While calling an ending before the start is perhaps too optimistic as this point, if Canada plays anywhere near the level they have been statistically set up to play, chances are very good that the dream of winning in Sochi lies in their futures.
Two key components in those statistics are the play of Anaheim Ducks winger Corey Perry and center Ryan Getzlaf, providing top-line offense to Team Canada at third- or fourth-line depth. The majority of Canada’s lines are composed of NHL teammates; Pittsburgh Penguins‘ Chris Kunitz and Sidney Crosby will play on the first line, as well as Jonathan Toews and Patrick Sharp of the Chicago Blackhawks, who look to play on the third line.
But Perry and Getzlaf have the unique perspective of being paired at the 2005 Ducks training camp, and remaining together since then puts them at an advantage level that all the practice in the world can never replicate — a rarity in this salary cap era of hockey.
On any given night at the Honda Center, Ducks fans are in for the on-ice spectacular that has become Getzlaf and Perry.
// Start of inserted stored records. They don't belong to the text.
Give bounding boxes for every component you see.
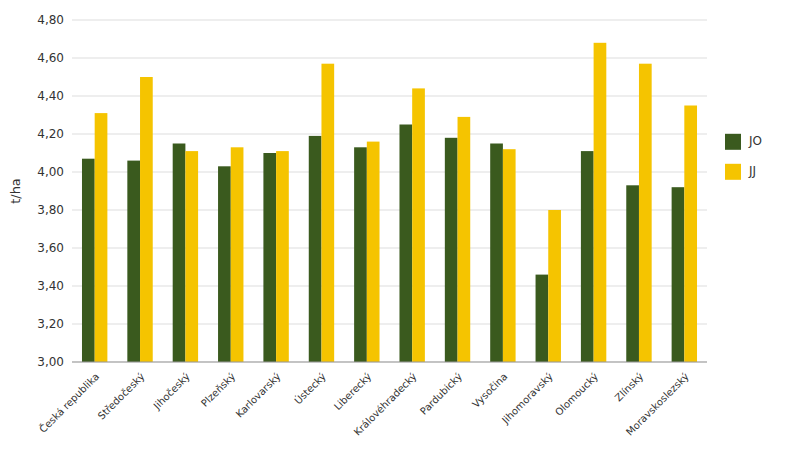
x-tick-label: Karlovarský — [234, 371, 283, 420]
legend: JO JJ — [725, 134, 762, 180]
grid-line — [72, 248, 707, 249]
bar — [490, 144, 503, 363]
grid-line — [72, 134, 707, 135]
bar — [458, 117, 471, 362]
y-tick-label: 4,40 — [37, 89, 64, 103]
x-tick-label: Česká republika — [36, 370, 101, 435]
grid-line — [72, 172, 707, 173]
x-tick-label: Vysočina — [470, 371, 509, 410]
x-axis-line — [72, 362, 707, 363]
grid — [72, 20, 707, 362]
bar — [82, 159, 95, 362]
y-tick-label: 4,80 — [37, 13, 64, 27]
bar — [95, 113, 108, 362]
y-tick-label: 4,20 — [37, 127, 64, 141]
bar — [684, 106, 697, 363]
x-tick-label: Ústecký — [292, 370, 328, 406]
bar — [140, 77, 153, 362]
bar — [412, 88, 425, 362]
bar — [548, 210, 561, 362]
bars — [82, 43, 697, 362]
y-tick-label: 3,20 — [37, 317, 64, 331]
bar — [536, 275, 549, 362]
bar — [218, 166, 231, 362]
bar — [276, 151, 289, 362]
y-tick-label: 3,00 — [37, 355, 64, 369]
y-tick-label: 3,40 — [37, 279, 64, 293]
legend-label: JJ — [748, 164, 756, 178]
x-tick-label: Královéhradecký — [352, 371, 419, 438]
grid-line — [72, 96, 707, 97]
x-tick-label: Plzeňský — [199, 371, 237, 409]
x-tick-label: Středočeský — [96, 371, 147, 422]
legend-swatch — [725, 164, 741, 180]
y-axis-label: t/ha — [8, 178, 23, 204]
chart-svg: 3,00 3,20 3,40 3,60 3,80 4,00 4,20 4,40 4,60 4,80… — [0, 0, 797, 474]
bar — [367, 142, 380, 362]
legend-label: JO — [748, 134, 762, 148]
bar — [503, 149, 516, 362]
grid-line — [72, 20, 707, 21]
x-tick-label: Pardubický — [418, 371, 464, 417]
bar — [263, 153, 276, 362]
grid-line — [72, 210, 707, 211]
bar — [354, 147, 367, 362]
legend-swatch — [725, 134, 741, 150]
grid-line — [72, 286, 707, 287]
grid-line — [72, 58, 707, 59]
chart-container: 3,00 3,20 3,40 3,60 3,80 4,00 4,20 4,40 4,60 4,80… — [0, 0, 797, 474]
bar — [399, 125, 412, 363]
y-tick-label: 4,00 — [37, 165, 64, 179]
bar — [594, 43, 607, 362]
bar — [127, 161, 140, 362]
x-tick-label: Zlínský — [613, 371, 646, 404]
x-tick-label: Olomoucký — [553, 371, 600, 418]
y-tick-label: 4,60 — [37, 51, 64, 65]
x-tick-label: Liberecký — [332, 371, 374, 413]
bar — [309, 136, 322, 362]
y-tick-label: 3,60 — [37, 241, 64, 255]
grid-line — [72, 324, 707, 325]
bar — [639, 64, 652, 362]
bar — [581, 151, 594, 362]
y-tick-label: 3,80 — [37, 203, 64, 217]
bar — [445, 138, 458, 362]
bar — [231, 147, 244, 362]
grid-line — [72, 362, 707, 363]
x-tick-label: Jihomoravský — [499, 371, 555, 427]
x-tick-label: Jihočeský — [151, 371, 192, 412]
bar — [173, 144, 186, 363]
bar — [321, 64, 334, 362]
bar — [672, 187, 685, 362]
bar — [185, 151, 198, 362]
x-tick-label: Moravskoslezský — [624, 371, 691, 438]
bar — [626, 185, 639, 362]
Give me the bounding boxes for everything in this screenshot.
When one passes the puck, the other catches it and slaps it to the back of the net (most times without ever making eye contact). The beauty of their play is that they always know the other’s position on the ice. When one is hit, the other is there to fight the battle.
On the road, they sit together on buses and eat next to each other at mealtime. Many fans have even spotted Perry and Getzlaf exiting morning practices in matching hoodies. The two are almost evenly paired in goals scored as well; Getzlaf has 29, while Perry has him edged out with 30 at the moment. Twin power at it’s finest — on and off the ice.
And as a coach with only three days to put together a team and throw them out onto the world’s biggest and brightest stage, Canada’s leader Mike Babcock can use what he has in Getzlaf and Perry to put together the better team on the ice each night. This kind of skill at the tail end of line rotations gives their opponent no time to breathe once the expected challenge of defending Crosby or Toews is done.
These two might be switching between the bottom lines, but bottom is not bad in Sochi — it’s depth. Getzlaf and Perry are the unique power no other team has. The dynamic duo will be needed to bring gold home to Canada once more.